Faits. Entre 2005 et 2014, plusieurs procès-verbaux d’infractions ont été dressés en raison de nombreux travaux effectués sur un domaine situé à Grasse, ayant abouti à la réalisation d’un ensemble commercial destiné à l’organisation de grandes réceptions, situé en zone NA du plan d’occupation des sols de la commune n’autorisant que l’extension et l’aménagement des constructions existantes ainsi que l’extension des constructions liées à une exploitation agricole. Deux entreprises et un particulier ont été poursuivis pour exécution de travaux sans permis de construire, violation du plan local d’urbanisme ou du plan d’occupation des sols, poursuite de travaux malgré plusieurs arrêtés interruptifs de travaux.
Première instance. Les juges du premier degré ont déclaré les prévenus coupables, dit que le permis de construire obtenu le 18 juillet 2006 était frauduleux, que la fraude a entaché l’ensemble du projet, les a condamnés à payer diverses amendes et a ordonné la démolition de l’ensemble des ouvrages sous astreinte. Le tribunal a reçu les constitutions de partie civile et a condamné les prévenus à leur payer des dommages et intérêts. Toutes les parties et le ministère public ont formé appel.

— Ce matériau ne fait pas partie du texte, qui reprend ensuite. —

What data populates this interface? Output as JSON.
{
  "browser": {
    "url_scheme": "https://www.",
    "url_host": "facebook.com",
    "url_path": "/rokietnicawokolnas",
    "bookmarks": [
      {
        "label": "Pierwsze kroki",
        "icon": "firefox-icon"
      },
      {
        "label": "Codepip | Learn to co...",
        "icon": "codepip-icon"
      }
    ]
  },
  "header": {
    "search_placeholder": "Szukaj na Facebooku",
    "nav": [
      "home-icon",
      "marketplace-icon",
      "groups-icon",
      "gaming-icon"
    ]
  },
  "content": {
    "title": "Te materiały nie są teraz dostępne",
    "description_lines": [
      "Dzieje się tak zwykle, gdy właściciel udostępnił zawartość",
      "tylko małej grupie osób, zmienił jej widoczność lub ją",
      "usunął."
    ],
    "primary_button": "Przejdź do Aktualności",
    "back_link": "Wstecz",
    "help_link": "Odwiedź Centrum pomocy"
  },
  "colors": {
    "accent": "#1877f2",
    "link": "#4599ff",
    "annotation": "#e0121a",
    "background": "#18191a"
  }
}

Décision – permis de construire. En faisant état dans sa demande de permis d’une superficie existante, dont une partie avait été édifiée par lui sans la moindre autorisation et de façon tout à fait irrégulière pour obtenir une autorisation d’extension dans la proportion de celle qui lui a été accordée, le pétitionnaire a usé de moyens frauduleux afin de tromper les services de l’urbanisme de la commune et d’une façon générale l’administration.
Décision – démolition. Pour écarter le grief tiré de ce que la démolition ordonnée porterait une atteinte disproportionnée au droit de propriété et au droit de mener une vie familiale normale au regard de l’impératif d’intérêt général , l’arrêt attaqué (CA Aix-en-Provence, 25 mars 2019) retient à bon droit que le demandeur ne saurait invoquer le préjudice considérable que lui causerait la remise en état des lieux dans leur état antérieur au prétexte de l’ampleur de son investissement dans cet ensemble immobilier de prestige, dès lors qu’il a manifestement fait le choix d’enfreindre, pour parvenir à sa réalisation, la réglementation applicable et de s’affranchir des autorisations d’urbanisme nécessaires en la matière.
En outre, pour ordonner la remise en état des lieux sous astreinte, les juges d’appel retiennent que les travaux sont irréguliers et ne peuvent être régularisés par les permis de 2006 et de 2008 qui, entachés de fraude, sont nuls et de nul effet et ne sont pas régularisables au regard du règlement d’urbanisme applicable. En effet, un permis obtenu frauduleusement est inexistant et exclut toute application de l’article L. 480-13 du Code de l’urbanisme (N° Lexbase : L0039LNR), lequel limite les hypothèses dans lesquelles une construction illégale doit être démolie (voir Cass. civ. 3, 21 mars 2019, n° 18-13.288, FS-P+B+I N° Lexbase : A5068Y4H).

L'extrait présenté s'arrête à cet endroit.